One year later, Anand, a look-alike of Varadhukutty and a thief cum rowdy is chased by a group of people who coincidentally hide in the house of Narashimaachari. His wife Vedha, immediately recognises Anand as her son, and hence, Narashimaachari requests him to play as his son to cure his wife. Anand reluctantly agrees as he is temporarily on the run from the police. The love from Narashimaachari eventually makes Anand turn into a good guy and also quit drinking and smoking.

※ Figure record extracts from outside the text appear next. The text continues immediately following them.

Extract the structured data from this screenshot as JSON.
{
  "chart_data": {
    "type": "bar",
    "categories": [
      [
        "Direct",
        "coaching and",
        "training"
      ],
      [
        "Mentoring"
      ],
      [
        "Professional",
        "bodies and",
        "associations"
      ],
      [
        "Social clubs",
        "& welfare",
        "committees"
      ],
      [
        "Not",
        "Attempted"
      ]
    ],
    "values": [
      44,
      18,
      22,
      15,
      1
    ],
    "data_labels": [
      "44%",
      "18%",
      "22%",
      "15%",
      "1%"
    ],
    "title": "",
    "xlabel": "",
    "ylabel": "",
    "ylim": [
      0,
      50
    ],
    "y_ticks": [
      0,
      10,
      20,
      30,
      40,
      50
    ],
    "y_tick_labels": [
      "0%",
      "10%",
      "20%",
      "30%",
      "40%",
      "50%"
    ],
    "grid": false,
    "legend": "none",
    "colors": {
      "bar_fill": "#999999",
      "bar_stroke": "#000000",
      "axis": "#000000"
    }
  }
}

A few days later, Anand's friend Samuel visits him to inform him about the new theft. But, Anand rejects and tells Samuel that he is now a new person and not involved in any such activities. In a conversation with Ragothama Rao and Samuel, Anand realises that it was he who ran the car over Varadhukutty, which is overheard by Vedha. Vedha reveals that she already knew that Anand was not her son. Anand now feeling guilty, says that he would tell the truth to Narashimaachari and accept whatever punishment given by him. Narashimaachari is not able to harm Anand, as his face reminds him of Varadhukutty. Both, Narashimaachari and Vedha adopt as well as accept Anand as their son. Anand wants to fulfill his father's dream of clearing the exam and getting a job. While leaving for the examination hall, in a twist of fate, Anand dies in an overcrowded bus accident, leaving Narashimaachari and Vedha devastated.

== Production ==
Y. G. Mahendran wrote and staged the play Paritchaikku Neramaachu in 1978. After watching the play, Muktha Srinivasan expressed interest in a film adaptation which he eventually directed. In order to portray the Iyengar character Narasimhachari accurately, Sivaji Ganesan observed the demeanours of real Iyengar people at the Parthasarathy Temple in Triplicane. At other times, he would help Mahendran with his acting.

== Soundtrack ==
The music was composed by M. S. Viswanathan, with lyrics by Vaali.

Track listing
| No. | Title | Singer(s) | Length |
|---|---|---|---|
| 1. | "Malikai Poocharam Manjalin Mohanam" | P. Susheela, Vani Jairam |  |
| 2. | "Oru Oosaiyindri Mounammaga" | P. Jayachandran |  |
| 3. | "Ragam Talam Pallavi Endru Geetham" | T. M. Soundararajan |  |
| 4. | "Naa Aatthu Paakam Kulikka Pona" | L. R. Eswari |  |

== Release and reception ==
Paritchaikku Neramaachu was released on 14 November 1982 Diwali day alongside other releases such as Darling, Darling, Darling, Valibamey Vaa Vaa, Agni Sakshi, Kanmani Poonga and Adhisayappiravigal. Thiraignani of Kalki appreciated the acting of actors and Sundaram's dialogues and concluded saying people like Muktha Srinivasan who secure lot of marks can arrive few hours late but audience should leave in time. Balumani of Anna praised the acting of cast, Viswanathan's music, Srinivasan's direction for moving the film without any lag and found both the dialogues and the film to be just okay.

== Dropped remake ==
In 2012, Mahendran confirmed that a remake of Paritchaikku Neramaachu starring Santhanam was in development. The project was later dropped.